Tijdens deze bijeenkomst wisten partijen niet dat ik al aan het concept had gewerkt. Dat concept heb ik na de bijeenkomst aangepast. Ik heb toen de balansgaranties eruit gehaald. Die stond nog in de versie van 14 april. Verder beschikte ik over alle informatie die nodig was om een definitieve overeenkomst op te stellen. Het due dilligence onderzoek staat niet standaard in onze overeenkomst. Op dat punt hoefde ik ons concept niet alsnog aan te passen. Een due dilligence onderzoek was niet afgesproken, dus hoefde ik dat niet toe te voegen.
(…)
Dat een due dilligence onderzoek achterwege moest blijven was een voorwaarde van [M] op 15 april. Voor mij was dit wel evenwichtig. [appellante] deed een bod van 1.5 miljoen euro en 4 euro voor de vennootschappen en zou daarvoor een bedrijfspand getaxeerd op 3 miljoen en de 4 vennootschappen krijgen. Dan is het niet zo gek dat [M] deze voorwaarden toen stelde. Van de andere kant waren de risico's behoorlijk in te schatten en ook beperkt. Dat had te maken met hun standpunt dat [appellante] niet zou mee tekenen voor de financiering. Dan is het niet onbegrijpelijk dat [appellante] met de voorwaarden van [M] instemt.

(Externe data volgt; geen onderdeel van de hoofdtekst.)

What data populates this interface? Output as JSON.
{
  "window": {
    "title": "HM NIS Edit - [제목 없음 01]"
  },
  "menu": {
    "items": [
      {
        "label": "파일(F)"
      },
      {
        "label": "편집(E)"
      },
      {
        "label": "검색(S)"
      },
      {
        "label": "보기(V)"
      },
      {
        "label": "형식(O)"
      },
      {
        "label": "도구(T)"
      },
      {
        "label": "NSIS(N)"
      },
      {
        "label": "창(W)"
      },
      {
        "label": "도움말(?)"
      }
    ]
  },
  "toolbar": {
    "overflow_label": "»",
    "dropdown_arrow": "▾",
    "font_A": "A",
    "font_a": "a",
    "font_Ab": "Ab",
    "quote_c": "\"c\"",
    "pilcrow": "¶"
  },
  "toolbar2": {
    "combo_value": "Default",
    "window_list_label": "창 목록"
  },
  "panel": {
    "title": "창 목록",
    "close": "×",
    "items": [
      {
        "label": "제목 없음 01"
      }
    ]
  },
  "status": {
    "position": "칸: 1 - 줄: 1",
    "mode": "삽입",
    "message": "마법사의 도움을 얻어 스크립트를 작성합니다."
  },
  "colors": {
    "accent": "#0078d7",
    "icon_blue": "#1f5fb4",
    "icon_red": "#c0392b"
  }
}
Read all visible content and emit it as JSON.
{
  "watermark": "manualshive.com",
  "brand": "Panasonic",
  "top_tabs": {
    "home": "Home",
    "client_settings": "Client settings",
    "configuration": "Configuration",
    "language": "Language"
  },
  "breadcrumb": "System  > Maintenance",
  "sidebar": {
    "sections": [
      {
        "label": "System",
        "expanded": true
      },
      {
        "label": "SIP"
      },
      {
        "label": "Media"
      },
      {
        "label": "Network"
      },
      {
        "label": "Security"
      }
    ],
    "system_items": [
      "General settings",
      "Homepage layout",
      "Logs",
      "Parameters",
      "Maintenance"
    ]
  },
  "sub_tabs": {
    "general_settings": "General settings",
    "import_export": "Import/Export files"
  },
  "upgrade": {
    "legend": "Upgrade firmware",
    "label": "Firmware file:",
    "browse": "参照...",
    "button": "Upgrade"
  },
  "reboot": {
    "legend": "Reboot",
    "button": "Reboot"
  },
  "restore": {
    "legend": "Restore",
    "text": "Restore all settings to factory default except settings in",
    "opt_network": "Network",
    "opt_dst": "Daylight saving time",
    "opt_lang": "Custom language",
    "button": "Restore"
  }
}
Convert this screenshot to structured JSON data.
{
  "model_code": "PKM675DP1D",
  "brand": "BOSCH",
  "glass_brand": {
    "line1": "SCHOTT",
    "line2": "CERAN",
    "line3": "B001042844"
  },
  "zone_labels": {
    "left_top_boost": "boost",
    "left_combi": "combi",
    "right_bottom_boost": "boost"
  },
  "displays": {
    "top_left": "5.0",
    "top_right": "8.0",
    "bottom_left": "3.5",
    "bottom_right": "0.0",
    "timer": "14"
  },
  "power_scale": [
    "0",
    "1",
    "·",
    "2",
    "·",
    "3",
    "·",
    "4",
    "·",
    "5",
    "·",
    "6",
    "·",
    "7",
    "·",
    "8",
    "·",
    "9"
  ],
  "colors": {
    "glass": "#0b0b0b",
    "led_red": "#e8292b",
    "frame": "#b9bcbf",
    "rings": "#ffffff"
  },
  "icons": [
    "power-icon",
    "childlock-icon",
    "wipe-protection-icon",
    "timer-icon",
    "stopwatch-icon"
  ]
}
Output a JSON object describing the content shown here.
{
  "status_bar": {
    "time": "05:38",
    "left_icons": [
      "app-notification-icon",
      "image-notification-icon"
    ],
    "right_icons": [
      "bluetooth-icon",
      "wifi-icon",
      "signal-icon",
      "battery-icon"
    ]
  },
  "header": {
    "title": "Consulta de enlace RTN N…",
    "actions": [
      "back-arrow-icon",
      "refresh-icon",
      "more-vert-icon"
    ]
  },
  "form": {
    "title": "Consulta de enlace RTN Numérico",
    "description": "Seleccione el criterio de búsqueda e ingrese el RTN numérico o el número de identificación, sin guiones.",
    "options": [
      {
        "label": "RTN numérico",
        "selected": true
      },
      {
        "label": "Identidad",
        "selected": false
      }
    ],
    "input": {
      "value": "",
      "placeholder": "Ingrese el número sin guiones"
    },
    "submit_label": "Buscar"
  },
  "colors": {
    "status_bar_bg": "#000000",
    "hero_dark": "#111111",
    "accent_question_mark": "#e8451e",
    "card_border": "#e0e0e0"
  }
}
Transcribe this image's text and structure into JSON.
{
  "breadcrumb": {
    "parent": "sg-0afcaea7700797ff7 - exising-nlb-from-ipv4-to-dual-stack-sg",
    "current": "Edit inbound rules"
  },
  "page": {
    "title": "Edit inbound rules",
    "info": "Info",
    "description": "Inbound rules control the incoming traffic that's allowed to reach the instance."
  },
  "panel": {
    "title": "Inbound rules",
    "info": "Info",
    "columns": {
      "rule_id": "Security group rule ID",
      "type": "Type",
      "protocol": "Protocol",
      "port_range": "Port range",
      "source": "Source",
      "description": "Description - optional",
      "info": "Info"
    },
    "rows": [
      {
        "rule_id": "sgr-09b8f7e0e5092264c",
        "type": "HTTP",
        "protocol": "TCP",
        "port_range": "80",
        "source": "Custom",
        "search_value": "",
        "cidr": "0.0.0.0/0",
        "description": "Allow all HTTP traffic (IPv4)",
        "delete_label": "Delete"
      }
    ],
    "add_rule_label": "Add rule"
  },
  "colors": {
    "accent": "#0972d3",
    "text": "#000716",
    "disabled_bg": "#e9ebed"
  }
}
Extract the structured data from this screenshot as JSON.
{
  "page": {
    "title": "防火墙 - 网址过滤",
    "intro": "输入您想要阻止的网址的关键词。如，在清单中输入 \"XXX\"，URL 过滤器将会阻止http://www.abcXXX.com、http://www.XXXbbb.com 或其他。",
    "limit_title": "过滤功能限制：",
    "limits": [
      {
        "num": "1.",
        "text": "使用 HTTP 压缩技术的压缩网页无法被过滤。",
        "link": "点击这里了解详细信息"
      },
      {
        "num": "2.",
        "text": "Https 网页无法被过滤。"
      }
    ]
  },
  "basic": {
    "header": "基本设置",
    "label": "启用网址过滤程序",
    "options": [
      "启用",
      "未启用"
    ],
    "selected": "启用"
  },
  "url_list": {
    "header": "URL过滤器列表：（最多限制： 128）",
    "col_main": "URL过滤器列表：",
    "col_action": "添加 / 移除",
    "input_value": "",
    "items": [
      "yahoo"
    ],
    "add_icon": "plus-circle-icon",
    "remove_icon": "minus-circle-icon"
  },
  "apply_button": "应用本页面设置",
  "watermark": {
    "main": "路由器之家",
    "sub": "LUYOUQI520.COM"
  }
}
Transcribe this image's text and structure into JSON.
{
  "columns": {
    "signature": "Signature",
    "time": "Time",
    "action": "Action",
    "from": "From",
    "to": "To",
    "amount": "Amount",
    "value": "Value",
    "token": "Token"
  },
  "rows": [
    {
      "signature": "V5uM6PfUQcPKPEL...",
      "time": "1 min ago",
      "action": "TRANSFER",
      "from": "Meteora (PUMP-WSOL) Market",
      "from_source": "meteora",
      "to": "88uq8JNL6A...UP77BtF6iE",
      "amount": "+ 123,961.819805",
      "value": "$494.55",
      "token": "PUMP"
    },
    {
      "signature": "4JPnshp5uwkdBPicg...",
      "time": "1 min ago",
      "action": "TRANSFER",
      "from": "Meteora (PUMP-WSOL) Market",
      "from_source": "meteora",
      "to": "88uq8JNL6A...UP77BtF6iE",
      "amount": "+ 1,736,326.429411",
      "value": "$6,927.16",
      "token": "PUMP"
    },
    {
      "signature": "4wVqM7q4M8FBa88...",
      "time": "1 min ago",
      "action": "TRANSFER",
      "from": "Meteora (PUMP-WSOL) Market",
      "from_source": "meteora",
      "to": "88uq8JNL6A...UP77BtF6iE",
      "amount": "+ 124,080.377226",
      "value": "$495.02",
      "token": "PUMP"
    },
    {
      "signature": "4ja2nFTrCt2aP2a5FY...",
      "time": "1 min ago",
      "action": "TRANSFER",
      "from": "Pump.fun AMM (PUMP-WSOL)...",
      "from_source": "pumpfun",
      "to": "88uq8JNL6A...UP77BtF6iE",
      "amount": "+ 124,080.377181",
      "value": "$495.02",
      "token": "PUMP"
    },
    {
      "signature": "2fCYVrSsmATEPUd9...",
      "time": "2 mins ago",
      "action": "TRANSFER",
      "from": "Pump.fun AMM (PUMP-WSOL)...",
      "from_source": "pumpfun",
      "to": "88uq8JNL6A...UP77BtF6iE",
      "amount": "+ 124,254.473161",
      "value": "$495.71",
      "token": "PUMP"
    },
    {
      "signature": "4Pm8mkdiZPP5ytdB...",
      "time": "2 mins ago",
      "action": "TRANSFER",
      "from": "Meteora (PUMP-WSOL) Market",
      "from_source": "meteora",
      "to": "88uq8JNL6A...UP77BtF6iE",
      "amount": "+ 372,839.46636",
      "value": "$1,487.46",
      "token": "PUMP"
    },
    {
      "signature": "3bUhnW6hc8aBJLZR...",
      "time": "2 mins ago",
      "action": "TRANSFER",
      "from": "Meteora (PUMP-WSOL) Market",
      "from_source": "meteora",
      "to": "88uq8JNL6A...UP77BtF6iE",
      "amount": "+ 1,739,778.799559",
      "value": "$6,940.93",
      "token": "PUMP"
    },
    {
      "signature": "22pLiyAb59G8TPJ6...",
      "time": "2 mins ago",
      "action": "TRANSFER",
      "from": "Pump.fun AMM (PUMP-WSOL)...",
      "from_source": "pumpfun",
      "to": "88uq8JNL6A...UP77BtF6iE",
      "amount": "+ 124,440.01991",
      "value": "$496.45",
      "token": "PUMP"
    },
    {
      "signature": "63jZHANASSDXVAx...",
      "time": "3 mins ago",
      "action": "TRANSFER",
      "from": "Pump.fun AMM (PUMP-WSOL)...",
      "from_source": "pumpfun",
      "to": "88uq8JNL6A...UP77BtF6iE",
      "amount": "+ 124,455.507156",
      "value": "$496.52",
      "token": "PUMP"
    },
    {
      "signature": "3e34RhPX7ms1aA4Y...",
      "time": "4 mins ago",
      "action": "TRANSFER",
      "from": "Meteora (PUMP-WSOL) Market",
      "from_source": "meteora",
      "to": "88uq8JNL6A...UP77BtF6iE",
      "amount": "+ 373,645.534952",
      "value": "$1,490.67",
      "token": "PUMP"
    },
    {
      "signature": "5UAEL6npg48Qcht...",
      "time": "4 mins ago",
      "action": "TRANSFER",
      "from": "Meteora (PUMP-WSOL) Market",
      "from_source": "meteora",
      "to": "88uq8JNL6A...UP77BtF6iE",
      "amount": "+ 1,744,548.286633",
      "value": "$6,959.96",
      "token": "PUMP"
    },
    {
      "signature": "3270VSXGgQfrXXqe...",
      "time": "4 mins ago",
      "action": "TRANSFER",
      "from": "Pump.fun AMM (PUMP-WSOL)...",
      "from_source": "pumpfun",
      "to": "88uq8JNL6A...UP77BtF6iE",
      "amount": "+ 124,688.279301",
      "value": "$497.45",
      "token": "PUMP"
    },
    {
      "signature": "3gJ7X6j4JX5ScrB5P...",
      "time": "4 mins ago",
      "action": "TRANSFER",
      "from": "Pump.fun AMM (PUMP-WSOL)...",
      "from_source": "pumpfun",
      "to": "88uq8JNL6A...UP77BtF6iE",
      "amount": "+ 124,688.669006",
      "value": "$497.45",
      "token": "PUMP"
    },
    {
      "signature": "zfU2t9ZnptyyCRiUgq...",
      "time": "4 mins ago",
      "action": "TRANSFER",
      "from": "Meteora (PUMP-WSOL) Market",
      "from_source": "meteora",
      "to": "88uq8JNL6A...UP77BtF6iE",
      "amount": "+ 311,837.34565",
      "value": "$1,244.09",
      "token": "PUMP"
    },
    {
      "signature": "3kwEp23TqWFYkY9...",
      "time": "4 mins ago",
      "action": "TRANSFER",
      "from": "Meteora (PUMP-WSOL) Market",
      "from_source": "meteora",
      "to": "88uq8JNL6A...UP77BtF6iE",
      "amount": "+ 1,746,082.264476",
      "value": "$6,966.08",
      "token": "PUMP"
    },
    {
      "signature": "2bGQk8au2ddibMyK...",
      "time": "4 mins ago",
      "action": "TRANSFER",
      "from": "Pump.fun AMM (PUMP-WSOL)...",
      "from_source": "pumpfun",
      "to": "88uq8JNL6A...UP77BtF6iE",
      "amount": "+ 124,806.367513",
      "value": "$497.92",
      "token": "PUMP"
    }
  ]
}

U houdt mij voor de verklaring van [persoon A] , pagina 3 alinea 2. Dit onderdeel van de verklaring heeft betrekking op het due dilligence onderzoek. Wat u mij voorleest is niet waar. Op 28 maart 2013 werd de balans besproken. Toen is de naam [M] in geheel niet genoemd. Ook als ik de datum buiten beschouwing laat, herken ik niet wat hier verklaard wordt. Ik heb dit zo niet gezegd. Het past ook niet bij een fiscalist om zich te bemoeien met een due dilligence onderzoek. Dat is een aangelegenheid van de accountant. Ik was toen ook niet in detail op de hoogte van wat er speelde bij [M] .
(…)
U vraagt mij of het niet zo is dat als partijen afspreken dat geen due dilligence plaatsvindt, die afspraak in de overeenkomst wordt opgenomen. Ik antwoord daarop dat dit niet het geval is. Alleen als je dit wel zo afspreekt, neem je dat op. Daar komt bij dat dit punt voor partijen heel duidelijk was, het was op de 15e heel concreet aan de orde geweest.
(…)
U vraagt mij of tijdens de bespreking op 29 maart 2013, tussen [ persoon B] , [geintimeerde 14] en mijzelf, tegen [ persoon B] is gezegd: bij [M] is alles op orde, de turn-around is gemaakt. Mijn antwoord is dat dit niet is gezegd. [geintimeerde 14] heeft erop gewezen dat bij [M] over 2012 sprake was van een verlieslatende situatie en dat er werd gewerkt aan een verbetering, onder meer door een reorganisatie en door een betere projectbeheersing.’